Ma in Italia cerchiamo invano da sette decenni un pubblico ministero o quanto meno un giudice, che avendo letto i primi 4 articoli della Costituzione, abbia una mezza idea di cosa è, se non proprio la giustizia sociale, (scandalosamente negata a milioni di italiani calpestando la Costituzione) almeno la coerenza o la decenza.
Ma l'unica razza protetta in Italia è quella dei finti protettori dei poveri che ingrassano a spese di Pantalone imboscati nelle istituzioni statali o parastatali, per conservarsi e lievitarsi la razza degli esclusi, che per loro sono "grasso che cola".

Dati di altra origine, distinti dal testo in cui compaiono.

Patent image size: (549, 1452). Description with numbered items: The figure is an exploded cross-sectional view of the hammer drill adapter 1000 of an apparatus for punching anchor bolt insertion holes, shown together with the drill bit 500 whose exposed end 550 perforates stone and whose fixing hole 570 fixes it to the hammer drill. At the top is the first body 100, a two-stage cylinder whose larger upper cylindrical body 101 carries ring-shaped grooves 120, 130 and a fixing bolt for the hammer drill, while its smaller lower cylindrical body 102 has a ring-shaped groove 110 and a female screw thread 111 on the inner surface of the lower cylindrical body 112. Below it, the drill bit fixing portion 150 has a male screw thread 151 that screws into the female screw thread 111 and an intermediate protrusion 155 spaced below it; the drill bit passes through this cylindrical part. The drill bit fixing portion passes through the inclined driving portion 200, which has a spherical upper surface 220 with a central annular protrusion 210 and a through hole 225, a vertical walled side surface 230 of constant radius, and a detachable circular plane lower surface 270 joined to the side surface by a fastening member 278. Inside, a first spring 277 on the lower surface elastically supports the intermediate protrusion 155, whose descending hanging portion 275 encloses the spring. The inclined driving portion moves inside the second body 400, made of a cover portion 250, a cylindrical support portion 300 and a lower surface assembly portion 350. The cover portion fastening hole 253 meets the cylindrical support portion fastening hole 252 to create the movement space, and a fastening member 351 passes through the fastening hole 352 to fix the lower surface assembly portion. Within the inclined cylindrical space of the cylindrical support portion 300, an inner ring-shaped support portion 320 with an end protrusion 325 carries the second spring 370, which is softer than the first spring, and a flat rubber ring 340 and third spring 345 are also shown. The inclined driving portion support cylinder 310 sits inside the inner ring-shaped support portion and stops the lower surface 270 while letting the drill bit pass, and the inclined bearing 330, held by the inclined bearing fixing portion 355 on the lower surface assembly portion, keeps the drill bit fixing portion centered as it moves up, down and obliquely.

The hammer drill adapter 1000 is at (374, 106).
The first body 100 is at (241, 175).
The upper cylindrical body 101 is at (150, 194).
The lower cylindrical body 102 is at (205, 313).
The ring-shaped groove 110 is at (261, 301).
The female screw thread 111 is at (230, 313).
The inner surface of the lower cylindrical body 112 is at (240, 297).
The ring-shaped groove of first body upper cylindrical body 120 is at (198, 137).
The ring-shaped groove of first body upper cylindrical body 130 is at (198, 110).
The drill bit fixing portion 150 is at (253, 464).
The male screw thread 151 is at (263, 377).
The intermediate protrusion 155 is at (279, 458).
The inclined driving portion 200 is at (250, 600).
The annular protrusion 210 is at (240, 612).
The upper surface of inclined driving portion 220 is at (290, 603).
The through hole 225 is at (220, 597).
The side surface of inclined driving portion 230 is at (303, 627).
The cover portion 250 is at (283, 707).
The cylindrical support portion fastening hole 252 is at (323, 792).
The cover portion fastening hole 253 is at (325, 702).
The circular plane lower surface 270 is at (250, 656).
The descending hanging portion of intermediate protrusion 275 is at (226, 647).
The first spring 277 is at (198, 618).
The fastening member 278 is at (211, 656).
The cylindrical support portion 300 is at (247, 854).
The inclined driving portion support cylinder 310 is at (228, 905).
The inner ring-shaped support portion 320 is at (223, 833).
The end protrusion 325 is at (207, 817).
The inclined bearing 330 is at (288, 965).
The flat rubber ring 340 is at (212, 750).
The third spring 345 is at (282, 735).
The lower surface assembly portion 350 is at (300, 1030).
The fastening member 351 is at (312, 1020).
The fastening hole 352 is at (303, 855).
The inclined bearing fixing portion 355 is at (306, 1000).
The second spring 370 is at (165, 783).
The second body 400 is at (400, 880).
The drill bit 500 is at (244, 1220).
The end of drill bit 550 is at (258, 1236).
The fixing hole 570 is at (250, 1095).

Ricchi e poveri stringetevi la mano o affonderemo



venerdì 12 gennaio 2018

I costruttori di Titanic inaffondabili.

Credo che l'Umanità, unita in Stati o Federazioni di Stati, sia divisa in quattro grandi classi sociali:
1) i cacasenno rapaci: i progettisti e costruttori di specchietti per allodole, impropriamente definiti Stati, trattandosi sempre e comunque di Titanic inaffondabili finchè galleggiano.
2) gli illusi: l'equipaggio del più bel sistema di galleggiamento del mondo pensato e costruito a caxxo, da matti che si credono razionali e affidato a stupidi che si credono geni. (La classe dirigente italiana ed europea.)
3) i sognatori: i passeggeri (i popoli UE) che credono di godersi la vita, mentre consegnati ad un branco di rapaci e di cialtroni, se la stanno fumando.
4) i clandestini acquattati da topi nella stiva puzzolente, e rassegnati a raccogliere briciole di vita, dagli avanzi altrui. (Disoccupati, sottoccupati, immigrati ed esclusi parziali o totali di tutte le tazze).

domenica 7 gennaio 2018

Il mercato è calvo perde autonomi.

Considerare dipendente un lavoratore è giusto. Ma considerare autonomo un padrone è demenziale, posto che oggi, a dipendere dal salvataggio politico, sono più i banchieri dei barboni. La Caritas per il salvataggio dei barboni esiste, non fa scandalo ed è giusto che esista. Ma se la politica si improvvisasse Caritas per i piccoli imprenditori rovinati, o per il salvataggio di banchieri, azionisti e risparmiatori, scoppierebbe  la terza guerra mondiale, e magari atomica.
Se i padroni fossero davvero autonomi come li definisce il codice civile, in Italia potrebbero pure suicidarsi i piccoli penalizzati dalla politica idiota. Ma se persino i banchieri non riescono a rimanere autonomi senza tirare le cuoia, vuol dire che la qualifica di AUTONOMi giuridicamente appioppata ad imprenditori e professionisti, è vergognosa falsificazione, è finzione giuridica idiota e devastante quanto una guerra mondiale.
Non esiste una condizione disagiata dei poveri, che alla lunga non riesca a minare la condizione fintamente agiata dei ricchi.
Comunisti e sindacalisti hanno creduto di potersi allattare a l'infinito alle mammelle dei padroni, fossero pure venditori di caldarroste o bruscolini. Ma ora, avendo già estinto la razza dei piccoli padroni onesti, si trovano a stringere un pugno di mosche finanziarie, perchè i banchieri in un mercato in recessione costante o crescente sono dipendenti dalla Caritas politica, che esista o no, quanto e più dei barboni.